Something I sort of picked up on while watching this special is that that seems to be a bit of a throughline. As you mention during the show about how we need to be respecting everyone’s belief systems, maybe it’s more of a setup to a punchline, but there does seem to be a lot of pointing to coming together and respecting each other. What are you hoping people take away from The Book of Randicus?
For me, comedy and getting into a room [to laugh] with people is sort of the bastion of community and catharsis for me. By saying those things on stage, and talking about that idea of respecting each other’s belief systems, I firmly believe that we can cohabitate and have different ideas about things without hating one another for those differences. I find that, with the discourse that happens online, particularly, everyone’s default setting is ‘go fuck yourself’ to everybody, whereas the thought of ‘well, that’s an interesting perspective’ is not that fucking hard, and we’ve lost that a bit. I think social media and other modes of communication have really messed with our ability to be a bit more compassionate.
I feel like I’ve got a platform, and I want everyone to have a nice time, and I myself want to have a nice time, and I think that idea of just being a bit more respectful is where we should start. Also, hopefully people can just have a good time and forget about their shit for an hour and just engage, and take the energy that is created in that room with you when you leave. I hope [the special] can offer the feeling of walking out of a cinema, where the world just feels and looks a bit different for a minute.

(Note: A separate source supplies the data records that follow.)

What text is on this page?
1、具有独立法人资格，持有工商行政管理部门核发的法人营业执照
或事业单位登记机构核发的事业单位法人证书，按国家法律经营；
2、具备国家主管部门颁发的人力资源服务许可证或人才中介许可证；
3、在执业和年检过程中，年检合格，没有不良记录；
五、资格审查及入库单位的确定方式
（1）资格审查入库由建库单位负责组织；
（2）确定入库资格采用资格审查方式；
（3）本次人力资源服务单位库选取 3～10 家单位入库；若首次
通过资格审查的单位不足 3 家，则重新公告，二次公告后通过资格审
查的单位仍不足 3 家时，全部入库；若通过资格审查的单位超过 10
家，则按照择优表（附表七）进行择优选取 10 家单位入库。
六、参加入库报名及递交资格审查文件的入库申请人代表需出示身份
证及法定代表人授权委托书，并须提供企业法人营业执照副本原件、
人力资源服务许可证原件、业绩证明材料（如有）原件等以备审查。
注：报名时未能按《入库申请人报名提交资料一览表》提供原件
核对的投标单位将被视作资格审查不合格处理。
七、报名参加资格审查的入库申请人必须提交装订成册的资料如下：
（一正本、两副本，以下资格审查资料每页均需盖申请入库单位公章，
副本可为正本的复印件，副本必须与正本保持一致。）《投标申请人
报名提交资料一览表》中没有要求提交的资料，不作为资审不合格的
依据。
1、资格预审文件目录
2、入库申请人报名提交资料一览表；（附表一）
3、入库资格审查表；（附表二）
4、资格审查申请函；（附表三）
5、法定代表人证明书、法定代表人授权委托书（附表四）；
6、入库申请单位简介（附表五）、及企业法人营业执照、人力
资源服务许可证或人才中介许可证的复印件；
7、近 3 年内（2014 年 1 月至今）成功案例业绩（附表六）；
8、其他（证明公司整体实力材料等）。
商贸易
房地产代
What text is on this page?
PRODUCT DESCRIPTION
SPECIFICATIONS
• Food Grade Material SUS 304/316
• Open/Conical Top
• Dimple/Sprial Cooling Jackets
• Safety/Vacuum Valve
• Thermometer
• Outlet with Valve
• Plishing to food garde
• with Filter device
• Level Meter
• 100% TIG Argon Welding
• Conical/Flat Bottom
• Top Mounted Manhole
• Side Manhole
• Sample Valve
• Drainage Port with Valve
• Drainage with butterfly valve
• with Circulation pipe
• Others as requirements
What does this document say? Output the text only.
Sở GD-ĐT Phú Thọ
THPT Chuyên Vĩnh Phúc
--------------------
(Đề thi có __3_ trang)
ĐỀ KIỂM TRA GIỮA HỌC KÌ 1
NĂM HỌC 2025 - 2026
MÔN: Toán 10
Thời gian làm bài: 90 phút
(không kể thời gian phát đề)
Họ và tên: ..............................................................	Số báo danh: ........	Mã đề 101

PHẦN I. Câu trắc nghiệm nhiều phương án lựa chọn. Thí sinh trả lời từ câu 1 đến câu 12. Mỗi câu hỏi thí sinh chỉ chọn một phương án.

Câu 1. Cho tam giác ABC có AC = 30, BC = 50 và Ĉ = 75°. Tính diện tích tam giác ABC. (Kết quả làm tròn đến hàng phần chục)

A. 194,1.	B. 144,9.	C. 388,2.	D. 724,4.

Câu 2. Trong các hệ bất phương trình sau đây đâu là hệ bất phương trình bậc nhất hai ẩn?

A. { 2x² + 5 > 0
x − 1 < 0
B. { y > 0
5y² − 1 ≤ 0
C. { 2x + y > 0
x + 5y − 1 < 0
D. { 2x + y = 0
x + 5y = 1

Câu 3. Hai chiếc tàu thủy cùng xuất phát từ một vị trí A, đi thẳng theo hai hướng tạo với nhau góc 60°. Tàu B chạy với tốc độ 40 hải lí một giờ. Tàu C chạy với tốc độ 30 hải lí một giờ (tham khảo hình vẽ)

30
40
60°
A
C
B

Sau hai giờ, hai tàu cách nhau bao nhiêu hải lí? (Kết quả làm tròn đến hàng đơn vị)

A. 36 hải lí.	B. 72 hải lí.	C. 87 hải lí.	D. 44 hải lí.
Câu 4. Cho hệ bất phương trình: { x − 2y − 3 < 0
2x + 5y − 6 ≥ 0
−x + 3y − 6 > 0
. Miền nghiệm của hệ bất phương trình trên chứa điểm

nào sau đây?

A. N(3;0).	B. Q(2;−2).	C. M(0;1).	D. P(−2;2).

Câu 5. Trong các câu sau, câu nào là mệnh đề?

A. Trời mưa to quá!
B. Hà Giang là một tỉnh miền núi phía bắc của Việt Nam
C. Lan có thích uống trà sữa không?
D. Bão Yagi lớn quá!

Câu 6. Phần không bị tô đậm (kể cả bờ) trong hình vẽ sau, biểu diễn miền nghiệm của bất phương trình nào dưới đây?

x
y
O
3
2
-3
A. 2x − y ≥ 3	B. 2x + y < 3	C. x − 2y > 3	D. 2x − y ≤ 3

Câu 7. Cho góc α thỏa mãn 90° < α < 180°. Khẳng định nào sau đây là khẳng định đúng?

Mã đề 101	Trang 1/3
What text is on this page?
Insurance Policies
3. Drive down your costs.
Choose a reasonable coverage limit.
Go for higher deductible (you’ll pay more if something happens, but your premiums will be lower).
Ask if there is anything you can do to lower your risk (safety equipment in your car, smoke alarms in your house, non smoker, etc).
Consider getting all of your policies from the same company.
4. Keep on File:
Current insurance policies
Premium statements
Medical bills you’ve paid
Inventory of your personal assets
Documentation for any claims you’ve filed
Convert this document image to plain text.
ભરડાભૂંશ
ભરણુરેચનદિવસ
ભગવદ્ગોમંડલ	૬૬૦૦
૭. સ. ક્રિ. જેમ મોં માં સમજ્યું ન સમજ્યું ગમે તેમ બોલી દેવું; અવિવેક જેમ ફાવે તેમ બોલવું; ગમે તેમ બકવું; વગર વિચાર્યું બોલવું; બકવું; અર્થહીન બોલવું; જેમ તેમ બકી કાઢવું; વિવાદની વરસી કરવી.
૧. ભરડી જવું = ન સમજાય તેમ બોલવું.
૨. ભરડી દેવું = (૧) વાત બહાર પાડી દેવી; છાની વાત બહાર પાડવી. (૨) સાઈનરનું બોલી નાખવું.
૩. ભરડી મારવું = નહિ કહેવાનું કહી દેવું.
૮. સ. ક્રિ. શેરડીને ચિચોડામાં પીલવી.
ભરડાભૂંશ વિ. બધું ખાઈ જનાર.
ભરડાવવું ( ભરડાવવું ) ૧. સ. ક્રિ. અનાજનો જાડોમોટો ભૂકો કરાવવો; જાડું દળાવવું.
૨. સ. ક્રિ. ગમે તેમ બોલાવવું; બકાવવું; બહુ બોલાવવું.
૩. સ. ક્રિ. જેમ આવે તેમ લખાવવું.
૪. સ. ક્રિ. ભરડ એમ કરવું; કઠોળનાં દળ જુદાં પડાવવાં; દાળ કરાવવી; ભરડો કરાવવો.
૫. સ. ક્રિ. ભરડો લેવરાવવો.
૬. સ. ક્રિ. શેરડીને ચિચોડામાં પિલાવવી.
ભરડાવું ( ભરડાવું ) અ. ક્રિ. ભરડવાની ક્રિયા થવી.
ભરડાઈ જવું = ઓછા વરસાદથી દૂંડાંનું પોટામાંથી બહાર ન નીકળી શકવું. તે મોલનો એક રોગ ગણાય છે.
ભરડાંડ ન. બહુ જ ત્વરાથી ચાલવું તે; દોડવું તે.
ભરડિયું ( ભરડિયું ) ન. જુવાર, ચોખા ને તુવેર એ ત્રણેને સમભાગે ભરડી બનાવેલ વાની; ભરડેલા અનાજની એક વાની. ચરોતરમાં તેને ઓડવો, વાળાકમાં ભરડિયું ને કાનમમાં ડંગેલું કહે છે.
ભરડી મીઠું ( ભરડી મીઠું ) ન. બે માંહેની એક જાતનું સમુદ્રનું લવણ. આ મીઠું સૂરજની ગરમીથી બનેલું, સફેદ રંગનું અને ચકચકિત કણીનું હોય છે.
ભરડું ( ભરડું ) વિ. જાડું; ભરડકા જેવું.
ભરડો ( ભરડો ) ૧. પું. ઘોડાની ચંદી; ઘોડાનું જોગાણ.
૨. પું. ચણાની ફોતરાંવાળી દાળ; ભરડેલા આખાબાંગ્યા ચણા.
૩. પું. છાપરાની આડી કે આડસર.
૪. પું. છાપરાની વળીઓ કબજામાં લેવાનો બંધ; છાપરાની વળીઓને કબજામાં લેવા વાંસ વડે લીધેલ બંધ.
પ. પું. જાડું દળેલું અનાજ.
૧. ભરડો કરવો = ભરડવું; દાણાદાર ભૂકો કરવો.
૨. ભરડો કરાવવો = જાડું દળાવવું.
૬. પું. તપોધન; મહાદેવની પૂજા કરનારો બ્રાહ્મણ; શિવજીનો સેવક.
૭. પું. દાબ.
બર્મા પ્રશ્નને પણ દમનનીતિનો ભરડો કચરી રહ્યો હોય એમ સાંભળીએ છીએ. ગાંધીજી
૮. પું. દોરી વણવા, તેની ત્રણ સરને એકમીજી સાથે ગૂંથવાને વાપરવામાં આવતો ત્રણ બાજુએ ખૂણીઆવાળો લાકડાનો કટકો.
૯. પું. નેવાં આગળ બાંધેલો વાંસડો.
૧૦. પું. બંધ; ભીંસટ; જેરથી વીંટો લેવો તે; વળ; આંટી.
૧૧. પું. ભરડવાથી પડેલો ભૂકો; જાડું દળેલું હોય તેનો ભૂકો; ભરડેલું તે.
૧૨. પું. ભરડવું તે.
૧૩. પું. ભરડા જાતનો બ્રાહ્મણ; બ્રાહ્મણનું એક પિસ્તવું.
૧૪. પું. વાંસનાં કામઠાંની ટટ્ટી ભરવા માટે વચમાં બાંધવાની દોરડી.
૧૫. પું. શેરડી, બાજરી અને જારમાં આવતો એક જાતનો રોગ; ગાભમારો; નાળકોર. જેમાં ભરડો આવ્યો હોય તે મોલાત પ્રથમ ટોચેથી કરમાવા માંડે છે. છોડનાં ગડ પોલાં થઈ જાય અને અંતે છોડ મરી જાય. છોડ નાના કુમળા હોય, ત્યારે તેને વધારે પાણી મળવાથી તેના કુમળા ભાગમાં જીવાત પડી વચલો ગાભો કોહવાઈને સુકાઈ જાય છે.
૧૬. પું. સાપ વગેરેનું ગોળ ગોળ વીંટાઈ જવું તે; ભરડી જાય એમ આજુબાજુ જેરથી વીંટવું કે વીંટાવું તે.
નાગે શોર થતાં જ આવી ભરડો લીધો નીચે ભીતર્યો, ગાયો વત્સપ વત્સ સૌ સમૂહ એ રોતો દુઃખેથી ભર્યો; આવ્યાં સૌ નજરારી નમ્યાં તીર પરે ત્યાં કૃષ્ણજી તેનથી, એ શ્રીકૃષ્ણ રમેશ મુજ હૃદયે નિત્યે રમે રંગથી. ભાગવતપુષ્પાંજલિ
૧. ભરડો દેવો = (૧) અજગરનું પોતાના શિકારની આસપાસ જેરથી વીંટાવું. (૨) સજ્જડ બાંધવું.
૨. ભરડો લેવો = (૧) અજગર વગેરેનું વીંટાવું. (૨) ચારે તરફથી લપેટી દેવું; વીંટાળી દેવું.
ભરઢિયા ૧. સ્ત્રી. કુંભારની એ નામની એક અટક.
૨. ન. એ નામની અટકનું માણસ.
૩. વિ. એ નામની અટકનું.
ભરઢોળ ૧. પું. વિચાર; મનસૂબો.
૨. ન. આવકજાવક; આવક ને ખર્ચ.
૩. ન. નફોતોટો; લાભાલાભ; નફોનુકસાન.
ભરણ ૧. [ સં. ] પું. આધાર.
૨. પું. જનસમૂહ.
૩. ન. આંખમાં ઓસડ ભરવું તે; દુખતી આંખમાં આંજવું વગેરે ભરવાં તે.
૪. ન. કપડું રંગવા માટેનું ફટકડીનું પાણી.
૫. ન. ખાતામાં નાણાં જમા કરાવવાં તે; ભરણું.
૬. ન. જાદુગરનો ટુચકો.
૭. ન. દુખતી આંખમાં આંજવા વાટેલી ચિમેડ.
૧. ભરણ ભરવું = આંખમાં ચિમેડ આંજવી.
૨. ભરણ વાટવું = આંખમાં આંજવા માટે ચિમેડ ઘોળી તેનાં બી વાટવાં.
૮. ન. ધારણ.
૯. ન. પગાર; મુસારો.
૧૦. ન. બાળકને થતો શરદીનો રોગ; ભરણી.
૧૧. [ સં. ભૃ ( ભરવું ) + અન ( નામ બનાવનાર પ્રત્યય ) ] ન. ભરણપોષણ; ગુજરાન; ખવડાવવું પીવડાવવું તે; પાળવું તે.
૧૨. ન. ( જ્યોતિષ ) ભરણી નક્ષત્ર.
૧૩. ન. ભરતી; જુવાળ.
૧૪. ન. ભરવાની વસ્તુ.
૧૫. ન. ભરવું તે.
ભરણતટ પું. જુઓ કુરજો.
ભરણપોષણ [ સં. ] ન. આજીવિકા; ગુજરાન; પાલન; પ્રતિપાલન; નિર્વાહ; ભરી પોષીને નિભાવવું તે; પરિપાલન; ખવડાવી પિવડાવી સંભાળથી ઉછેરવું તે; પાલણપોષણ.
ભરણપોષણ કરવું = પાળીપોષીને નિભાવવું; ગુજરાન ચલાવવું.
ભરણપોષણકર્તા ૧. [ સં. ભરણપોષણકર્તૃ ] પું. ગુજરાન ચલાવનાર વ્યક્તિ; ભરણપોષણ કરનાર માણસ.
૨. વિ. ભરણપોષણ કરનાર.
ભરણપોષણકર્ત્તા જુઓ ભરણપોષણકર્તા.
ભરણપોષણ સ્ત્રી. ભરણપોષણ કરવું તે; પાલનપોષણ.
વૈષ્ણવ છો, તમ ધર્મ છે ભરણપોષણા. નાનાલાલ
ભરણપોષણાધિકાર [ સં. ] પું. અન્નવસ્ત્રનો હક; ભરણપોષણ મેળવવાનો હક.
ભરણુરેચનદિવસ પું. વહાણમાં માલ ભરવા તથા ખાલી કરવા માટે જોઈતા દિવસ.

If it can get anywhere close to that and have people feeling like ‘wow, I had a good time,’ then I’ve done my job.
But with all of that being said, I don’t think I’m any sort of comedy prophet or anything like that. I’m just trying to have a good time, and I want people to be able to engage on that level. Community and shared, collective fun times. That’s what I’m all about.
And everyone knows we could all use a whole hell of a lot of those right now.
I’m glad that you’re digging the timing of this, because maybe there are a few messages in there that are well timed, considering the fact that we’re on fire!
Has it ever been an idea to turn The Book of Randicus into a physical book?
Totally. I’ve been thinking about this a lot, because in my previous special, Randy Writes a Novel, there was a book that I talk about writing in that show, Walking To Skye, and I haven’t finished writing that book yet. But then Book of Randicus came along and I was like ‘Oh my god, I could do a book for that too,’ so yes, I have thought about doing an actual Book of Randicus, but it takes time and commitment, and I’m working on some other stuff at the moment. But it’s not out of the question. I think it’d be pretty nifty. Maybe if I was prolific and I had my shit together, maybe I would have written a book during lockdown, but I spent the whole time wigging out about what’s happening in the world, really.
Is there anything that we may not have covered that you’d like to talk about?
Another cool thing about this special is that It’s also being released as an album. The album has a bunch of bonus stuff that is not in the special, almost like a 50 percent different show. I really like that. I recorded the album in Sydney last year when the city came out of lockdown. So there’s that, but I also just can’t wait to get back over to the states and tour again. My main messages are ‘buy my shit,’ and ‘I’ll see you soon.’